Eric Jacobsen has emerged as the best young chemist in the world working at the important frontier of designing/discovering selective catalysts for use in organic synthesis. He began his career at Illinois in spectacular fashion with his new process for the asymmetric epoxidation of unfunctionalized olefins. This was a major accomplishment for both conceptual reasons and, especially, for practical applications in synthesis. The Jacobsen catalyst, which was Fluka's reagent of the year in 1994, is a chiral, catalytically active transition metal complex. The reagent has allowed an easy access to a number of enantiomerically pure epoxides. A number of them have allowed expeditious synthesis of pharmacologically active products. One such example is the synthesis of the taxol side chain.

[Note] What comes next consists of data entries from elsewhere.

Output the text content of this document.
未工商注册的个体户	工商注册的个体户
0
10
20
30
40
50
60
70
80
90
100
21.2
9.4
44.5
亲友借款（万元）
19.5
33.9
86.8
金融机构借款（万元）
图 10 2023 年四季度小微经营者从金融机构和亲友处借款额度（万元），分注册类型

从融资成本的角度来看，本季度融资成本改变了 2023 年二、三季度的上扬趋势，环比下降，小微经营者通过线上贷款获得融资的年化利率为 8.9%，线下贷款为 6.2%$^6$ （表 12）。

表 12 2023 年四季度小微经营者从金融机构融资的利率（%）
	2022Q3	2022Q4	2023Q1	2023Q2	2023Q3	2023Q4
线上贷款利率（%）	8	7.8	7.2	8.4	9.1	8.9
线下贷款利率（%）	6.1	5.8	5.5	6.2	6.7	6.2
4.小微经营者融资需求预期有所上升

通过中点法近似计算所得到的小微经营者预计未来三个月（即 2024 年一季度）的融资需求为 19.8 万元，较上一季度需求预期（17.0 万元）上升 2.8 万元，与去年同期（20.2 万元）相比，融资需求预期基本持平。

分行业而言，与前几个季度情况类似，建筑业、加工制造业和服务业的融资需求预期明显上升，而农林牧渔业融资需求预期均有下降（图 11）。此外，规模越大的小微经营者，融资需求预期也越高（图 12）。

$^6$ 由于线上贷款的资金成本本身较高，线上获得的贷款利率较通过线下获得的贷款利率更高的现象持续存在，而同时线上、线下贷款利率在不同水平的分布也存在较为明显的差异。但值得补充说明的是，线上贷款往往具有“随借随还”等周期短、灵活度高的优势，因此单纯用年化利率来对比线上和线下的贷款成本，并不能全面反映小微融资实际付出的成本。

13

In Eric Jacobsen's brief time at Harvard, he has continued to be extremely productive in the area of asymmetric catalysis. This time, he has found a practical catalytic system for highly enantioselective ring openings of epoxides and aziridines. As with the Jacobsen epoxidation, this new process is so simple and efficient that it is essentially ready for immediate industrial applications. A recent synthetic example is the synthesis of a prostaglandin chiral building block. This asymmetric catalytic method represents an attractive alternative to enzyme-based procedures.

Eric Jacobsen is widely regarded as a most dedicated researcher and a fearless experimentalist. He is already perceived as a clear leader in the field of asymmetric catalysis, and we can expect many more exciting developments from his labs in the discovery and mechanistic elucidation of new reactions of practical value.

Eric Jacobsen has been the recipient of numerous awards including the NSF Presidential Young Investigator Award, the Packard Fellowship, the Camille and Henry Dreyfus Teacher-Scholar Award, the Alfred P. Sloan Foundation Fellowship, the Cope Scholar Award, and the Fluka Prize.